[Anm. d. Red.: Dieser Artikel ist nicht identisch mit dem Original, das in den Sozialpsychiatrischen Informationen veröffentlicht wurde bzw. zur Veröffentlichung vorgesehen ist. Die veröffentlichte Version von Milan Röhricht, Die Patientin, die Touristin und die rhizomatische Ebene, Sozialpsychiatrische Informationen 4/2021, ist online unter (bitte URL angeben) zu finden.]
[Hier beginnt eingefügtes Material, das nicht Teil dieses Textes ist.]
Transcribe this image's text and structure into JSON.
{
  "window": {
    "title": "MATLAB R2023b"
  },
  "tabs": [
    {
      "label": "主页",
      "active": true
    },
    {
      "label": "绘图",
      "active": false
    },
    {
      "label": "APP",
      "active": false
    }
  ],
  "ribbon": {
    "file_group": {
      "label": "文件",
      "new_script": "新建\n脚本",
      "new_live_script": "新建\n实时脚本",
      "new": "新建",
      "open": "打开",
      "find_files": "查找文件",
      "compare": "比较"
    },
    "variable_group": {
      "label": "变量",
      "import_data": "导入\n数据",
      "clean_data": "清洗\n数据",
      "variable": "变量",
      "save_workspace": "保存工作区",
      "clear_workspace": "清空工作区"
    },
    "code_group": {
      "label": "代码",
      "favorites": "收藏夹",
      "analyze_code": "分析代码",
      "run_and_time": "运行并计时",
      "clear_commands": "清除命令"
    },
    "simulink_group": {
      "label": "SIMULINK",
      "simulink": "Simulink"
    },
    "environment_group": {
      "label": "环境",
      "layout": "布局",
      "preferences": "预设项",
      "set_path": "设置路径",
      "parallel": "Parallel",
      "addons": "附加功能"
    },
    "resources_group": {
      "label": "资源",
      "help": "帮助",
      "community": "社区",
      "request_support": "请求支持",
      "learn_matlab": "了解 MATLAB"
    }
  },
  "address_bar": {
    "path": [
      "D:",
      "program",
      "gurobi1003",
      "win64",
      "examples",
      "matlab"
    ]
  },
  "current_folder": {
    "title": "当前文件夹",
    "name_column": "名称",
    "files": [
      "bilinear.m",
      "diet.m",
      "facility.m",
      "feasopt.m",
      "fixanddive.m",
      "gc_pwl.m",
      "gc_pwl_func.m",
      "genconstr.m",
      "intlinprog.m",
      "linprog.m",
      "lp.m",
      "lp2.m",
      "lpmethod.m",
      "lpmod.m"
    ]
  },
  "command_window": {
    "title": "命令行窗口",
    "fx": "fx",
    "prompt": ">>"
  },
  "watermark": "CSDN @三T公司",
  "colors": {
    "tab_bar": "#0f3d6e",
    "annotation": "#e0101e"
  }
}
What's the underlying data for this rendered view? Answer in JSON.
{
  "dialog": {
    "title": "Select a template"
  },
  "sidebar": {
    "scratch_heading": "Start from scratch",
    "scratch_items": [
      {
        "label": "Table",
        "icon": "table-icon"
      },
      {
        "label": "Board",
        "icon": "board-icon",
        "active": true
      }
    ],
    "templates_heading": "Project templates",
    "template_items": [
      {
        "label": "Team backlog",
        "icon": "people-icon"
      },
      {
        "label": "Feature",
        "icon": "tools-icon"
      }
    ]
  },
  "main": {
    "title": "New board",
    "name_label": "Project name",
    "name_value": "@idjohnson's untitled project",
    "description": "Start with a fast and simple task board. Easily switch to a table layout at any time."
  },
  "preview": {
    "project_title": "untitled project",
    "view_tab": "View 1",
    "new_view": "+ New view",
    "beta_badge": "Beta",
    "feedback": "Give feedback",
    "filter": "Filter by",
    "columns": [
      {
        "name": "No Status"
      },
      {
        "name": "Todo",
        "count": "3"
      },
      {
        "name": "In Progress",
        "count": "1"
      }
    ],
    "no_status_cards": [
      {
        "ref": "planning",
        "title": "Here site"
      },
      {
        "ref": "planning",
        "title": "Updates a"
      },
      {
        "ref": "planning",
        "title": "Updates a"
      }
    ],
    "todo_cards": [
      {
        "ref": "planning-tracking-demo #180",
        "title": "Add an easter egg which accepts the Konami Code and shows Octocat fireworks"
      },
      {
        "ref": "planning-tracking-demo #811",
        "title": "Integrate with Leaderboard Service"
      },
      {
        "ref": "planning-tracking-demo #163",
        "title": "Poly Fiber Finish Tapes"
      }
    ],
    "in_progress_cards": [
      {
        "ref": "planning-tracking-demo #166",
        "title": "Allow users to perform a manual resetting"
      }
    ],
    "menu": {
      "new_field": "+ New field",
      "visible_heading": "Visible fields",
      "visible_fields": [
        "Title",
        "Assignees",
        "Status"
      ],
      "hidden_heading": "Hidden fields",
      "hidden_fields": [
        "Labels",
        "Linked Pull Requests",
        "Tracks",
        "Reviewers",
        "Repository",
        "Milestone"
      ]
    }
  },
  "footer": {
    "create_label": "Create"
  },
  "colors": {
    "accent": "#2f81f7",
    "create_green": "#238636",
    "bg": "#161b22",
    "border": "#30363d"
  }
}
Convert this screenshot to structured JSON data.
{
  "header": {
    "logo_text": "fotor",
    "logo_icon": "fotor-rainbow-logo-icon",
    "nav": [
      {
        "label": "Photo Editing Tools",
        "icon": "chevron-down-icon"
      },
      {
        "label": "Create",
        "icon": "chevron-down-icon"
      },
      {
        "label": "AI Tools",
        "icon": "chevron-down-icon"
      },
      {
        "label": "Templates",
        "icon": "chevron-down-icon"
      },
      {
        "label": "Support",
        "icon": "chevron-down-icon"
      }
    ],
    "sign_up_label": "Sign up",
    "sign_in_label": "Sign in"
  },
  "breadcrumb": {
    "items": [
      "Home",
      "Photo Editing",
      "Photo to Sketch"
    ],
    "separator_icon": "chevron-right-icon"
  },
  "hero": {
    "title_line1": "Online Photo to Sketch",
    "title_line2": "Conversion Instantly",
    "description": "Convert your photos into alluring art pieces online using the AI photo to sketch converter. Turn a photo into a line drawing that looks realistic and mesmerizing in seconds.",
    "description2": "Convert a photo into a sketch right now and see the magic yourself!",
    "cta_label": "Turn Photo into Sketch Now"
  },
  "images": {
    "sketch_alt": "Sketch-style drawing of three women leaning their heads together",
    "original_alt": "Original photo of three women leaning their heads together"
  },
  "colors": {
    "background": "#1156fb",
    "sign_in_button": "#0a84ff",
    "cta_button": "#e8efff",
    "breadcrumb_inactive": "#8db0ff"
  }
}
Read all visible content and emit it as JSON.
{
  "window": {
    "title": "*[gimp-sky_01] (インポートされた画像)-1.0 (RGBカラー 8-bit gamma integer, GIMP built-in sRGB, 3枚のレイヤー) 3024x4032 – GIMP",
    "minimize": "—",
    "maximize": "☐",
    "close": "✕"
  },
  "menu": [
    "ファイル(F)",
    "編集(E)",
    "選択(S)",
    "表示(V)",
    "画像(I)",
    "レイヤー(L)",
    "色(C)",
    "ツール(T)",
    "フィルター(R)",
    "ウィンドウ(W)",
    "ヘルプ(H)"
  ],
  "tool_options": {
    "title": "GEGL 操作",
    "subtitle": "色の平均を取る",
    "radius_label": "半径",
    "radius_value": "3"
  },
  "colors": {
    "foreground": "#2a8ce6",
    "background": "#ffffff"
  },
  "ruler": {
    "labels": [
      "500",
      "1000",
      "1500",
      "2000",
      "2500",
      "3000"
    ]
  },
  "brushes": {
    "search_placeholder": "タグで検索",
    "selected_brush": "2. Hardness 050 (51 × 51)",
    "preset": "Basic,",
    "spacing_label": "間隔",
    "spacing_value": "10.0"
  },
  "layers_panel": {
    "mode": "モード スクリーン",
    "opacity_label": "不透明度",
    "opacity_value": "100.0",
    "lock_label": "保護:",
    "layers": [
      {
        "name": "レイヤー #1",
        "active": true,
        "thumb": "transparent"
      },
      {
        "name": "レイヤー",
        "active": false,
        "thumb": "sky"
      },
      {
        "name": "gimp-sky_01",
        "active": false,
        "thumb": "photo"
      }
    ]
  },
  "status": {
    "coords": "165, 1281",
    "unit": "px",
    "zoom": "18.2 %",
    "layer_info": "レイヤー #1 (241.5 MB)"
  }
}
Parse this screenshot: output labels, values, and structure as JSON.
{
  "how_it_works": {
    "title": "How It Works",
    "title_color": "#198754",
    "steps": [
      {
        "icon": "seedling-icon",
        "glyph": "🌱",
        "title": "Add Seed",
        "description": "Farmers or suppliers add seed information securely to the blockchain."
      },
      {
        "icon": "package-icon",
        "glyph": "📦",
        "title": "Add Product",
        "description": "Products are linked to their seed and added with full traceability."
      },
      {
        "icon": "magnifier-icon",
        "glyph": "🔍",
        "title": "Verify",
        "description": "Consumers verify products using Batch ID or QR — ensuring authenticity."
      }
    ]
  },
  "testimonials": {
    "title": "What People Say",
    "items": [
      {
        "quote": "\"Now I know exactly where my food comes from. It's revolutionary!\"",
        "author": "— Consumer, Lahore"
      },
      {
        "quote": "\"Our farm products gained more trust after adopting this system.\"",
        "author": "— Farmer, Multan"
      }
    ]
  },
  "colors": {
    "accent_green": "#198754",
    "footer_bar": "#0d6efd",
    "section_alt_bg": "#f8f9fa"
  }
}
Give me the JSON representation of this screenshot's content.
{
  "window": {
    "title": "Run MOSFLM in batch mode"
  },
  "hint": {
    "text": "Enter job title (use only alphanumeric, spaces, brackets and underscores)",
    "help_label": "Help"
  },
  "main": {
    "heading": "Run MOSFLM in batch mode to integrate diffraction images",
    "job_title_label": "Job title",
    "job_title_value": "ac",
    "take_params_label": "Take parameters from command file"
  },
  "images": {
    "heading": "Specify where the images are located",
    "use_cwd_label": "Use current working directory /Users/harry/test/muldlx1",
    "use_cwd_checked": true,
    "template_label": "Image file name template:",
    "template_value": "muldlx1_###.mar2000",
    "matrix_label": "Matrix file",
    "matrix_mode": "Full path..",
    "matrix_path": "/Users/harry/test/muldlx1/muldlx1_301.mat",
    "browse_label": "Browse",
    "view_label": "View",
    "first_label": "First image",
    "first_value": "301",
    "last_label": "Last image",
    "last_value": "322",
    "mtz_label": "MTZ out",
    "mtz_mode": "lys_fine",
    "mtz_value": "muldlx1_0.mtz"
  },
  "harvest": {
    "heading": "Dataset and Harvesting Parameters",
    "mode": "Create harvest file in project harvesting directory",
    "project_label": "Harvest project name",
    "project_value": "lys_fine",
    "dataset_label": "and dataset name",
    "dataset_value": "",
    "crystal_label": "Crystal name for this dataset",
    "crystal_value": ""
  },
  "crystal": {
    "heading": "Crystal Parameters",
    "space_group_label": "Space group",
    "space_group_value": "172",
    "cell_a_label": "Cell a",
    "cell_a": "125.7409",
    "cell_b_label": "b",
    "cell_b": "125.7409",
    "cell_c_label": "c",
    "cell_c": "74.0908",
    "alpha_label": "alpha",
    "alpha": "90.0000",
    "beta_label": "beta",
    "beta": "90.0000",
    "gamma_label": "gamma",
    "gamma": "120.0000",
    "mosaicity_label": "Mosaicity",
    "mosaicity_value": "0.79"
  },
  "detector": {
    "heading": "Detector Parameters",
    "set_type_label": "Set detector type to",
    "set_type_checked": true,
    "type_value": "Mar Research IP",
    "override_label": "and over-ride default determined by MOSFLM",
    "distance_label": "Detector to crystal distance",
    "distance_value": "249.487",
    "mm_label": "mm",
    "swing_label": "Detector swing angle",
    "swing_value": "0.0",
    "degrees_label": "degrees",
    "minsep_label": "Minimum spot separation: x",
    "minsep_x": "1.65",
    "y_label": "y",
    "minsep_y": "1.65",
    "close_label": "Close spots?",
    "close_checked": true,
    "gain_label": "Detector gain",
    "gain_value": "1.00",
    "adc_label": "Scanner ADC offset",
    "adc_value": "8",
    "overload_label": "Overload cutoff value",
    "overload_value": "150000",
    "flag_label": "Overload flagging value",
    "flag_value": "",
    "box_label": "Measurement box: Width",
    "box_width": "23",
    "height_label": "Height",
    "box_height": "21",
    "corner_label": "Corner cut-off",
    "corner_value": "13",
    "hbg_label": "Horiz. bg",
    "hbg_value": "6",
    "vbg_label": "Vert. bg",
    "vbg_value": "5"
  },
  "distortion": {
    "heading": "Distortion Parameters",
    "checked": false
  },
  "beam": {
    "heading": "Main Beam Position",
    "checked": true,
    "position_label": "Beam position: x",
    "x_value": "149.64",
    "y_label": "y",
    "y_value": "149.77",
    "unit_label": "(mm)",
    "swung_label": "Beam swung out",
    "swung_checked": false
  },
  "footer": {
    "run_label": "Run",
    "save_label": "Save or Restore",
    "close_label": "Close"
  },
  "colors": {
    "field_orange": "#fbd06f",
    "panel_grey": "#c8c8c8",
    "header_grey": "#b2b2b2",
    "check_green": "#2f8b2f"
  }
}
Die 20-jährige Anne Rau, die nach einem Selbstmordversuch in eine psychiatrische Klinik aufgenommen wurde, fand schließlich den richtigen Ausdruck, um zu vermitteln, was ihr fehlte: etwas kleines und einfaches, aber unermesslich Wichtiges. Sie nannte es eine natürliche Selbstverständlichkeit. Sie fühlte sich unfähig, mit anderen Kontakt aufzunehmen, wie eine Außerirdische im Raum zog sie immer unerwünschte Aufmerksamkeit und verwunderte Blicke auf sich. Dabei war es, als stelle sie einen Widerspruch zu ihrer Umgebung dar und dies evozierte bei ihr ein Gefühl der Einsamkeit und Distanziertheit. Es war die grundlegende Menschlichkeit, die sich als schwierig erwies: sie konnte sich nicht in andere einfühlen und verweilte unentschlossen auf Fragen des Handelns und des Lebens. Schließlich wurde sie von ihren Zweifeln verzehrt und beschloss, nach reiflicher Überlegung, ihr Leben mit Schlaftabletten zu beenden. Es blieb ein ernsthafter, aber vergeblicher Versuch, und sie wurde folglich in die psychiatrische Abteilung der Freiburger Universitätsklinik eingeliefert, wo eine Schizophrenia simplex diagnostiziert wurde, ein Subtyp der Schizophrenie, der durch chronisch negative Symptome wie Apathie und Antriebsminderung gekennzeichnet ist und oft nicht mit psychotischen Positivsymptomen wie Wahnvorstellungen oder Halluzinationen einhergeht. Über einen Zeitraum von vier Jahren wurde sie mittels Psychotherapie, Psychopharmaka und Elektrokrampftherapie behandelt. Trotz Schwankungen in ihrer Suizidalität blieben ihre Symptome – ihr zugrundeliegender „Verlust“ natürlicher Selbstverständlichkeit – weitgehend unverändert, und sie beendete ihr Leben vier Jahre nach dem ersten Krankenhausaufenthalt.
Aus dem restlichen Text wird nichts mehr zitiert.